Herrera has called the practice "Greyhound therapy" and told CBS News' Ben Tracy that, in his view, "Nevada saw that this was an easy way to shirk its responsibility. The individuals [were] shipped to California with no means of support, no family, no medical care awaiting them."
Herrera claims the patients have been improperly discharged from a state-run psychiatric hospital in Las Vegas and sent to California since 2008. He used flyers over the course of a three-month investigation into the practice to find potential victims and claims that of the 500 patients sent to California 24 of them were sent to San Francisco, where they had no prior connections. Their medical care costs are estimated to cost the city up to $500,000.
Officials in Nevada declined to speak on camera, but Tracy reports they categorically deny dumping patients in San Francisco or in other cities. The officials said they have reviewed nearly 1,500 cases in the past five years involving patients transported out of the state and determined that only 10 of them may have been improperly discharged.
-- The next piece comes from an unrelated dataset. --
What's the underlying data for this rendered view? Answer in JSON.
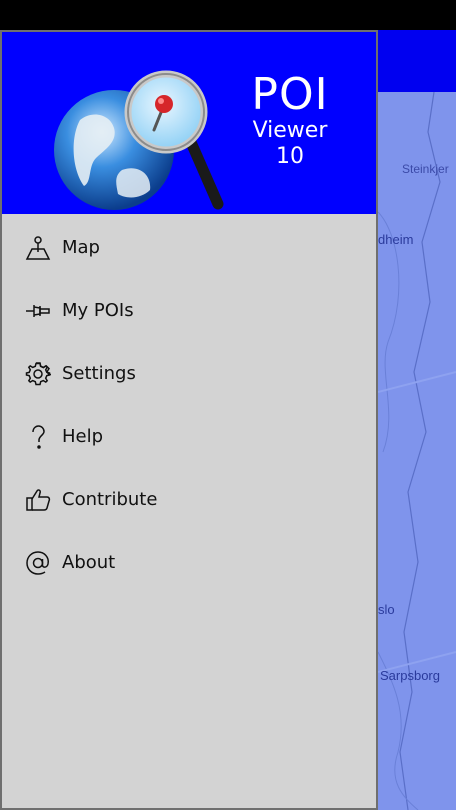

Herrera responds to those claims with incredulity: "It's tough for me to put a lot of credence in the numbers of a facility that was actively involved in the effort ... I think their information is incorrect."
Forty-eight-year-old James Brown - formerly a patient at the Nevada-based treatment center and now part of an ACLU lawsuit filed against the hospital - said he was sent on a 15-hour bus ride to Sacramento, Calif., where he has no family or support. He claims the Nevada hospital gave him medication for his schizophrenia and instructed him to call 911 when he arrived.
"We were dumped off like unwanted people," he said. "We're not supposed to be treated that way."
The alleged practice first came under fire in February, when a patient at Rawson-Neal hospital in Nevada was given a bus ticket and arrived at a homeless complex in Sacramento confused and suicidal.
Nevada officials admit that mistakes were made but insist their policy has always been to release patients to their "home communities" or to a location where they have "family and/or mental health support." Nevada Gov. Brian Sandoval said an in-state investigation proved that there is no systemic patient discharge problem in Nevada.
"We were able to determine that existing policies and procedures were not followed. We have since then strengthened those policies and improved those," Sandoval said in April.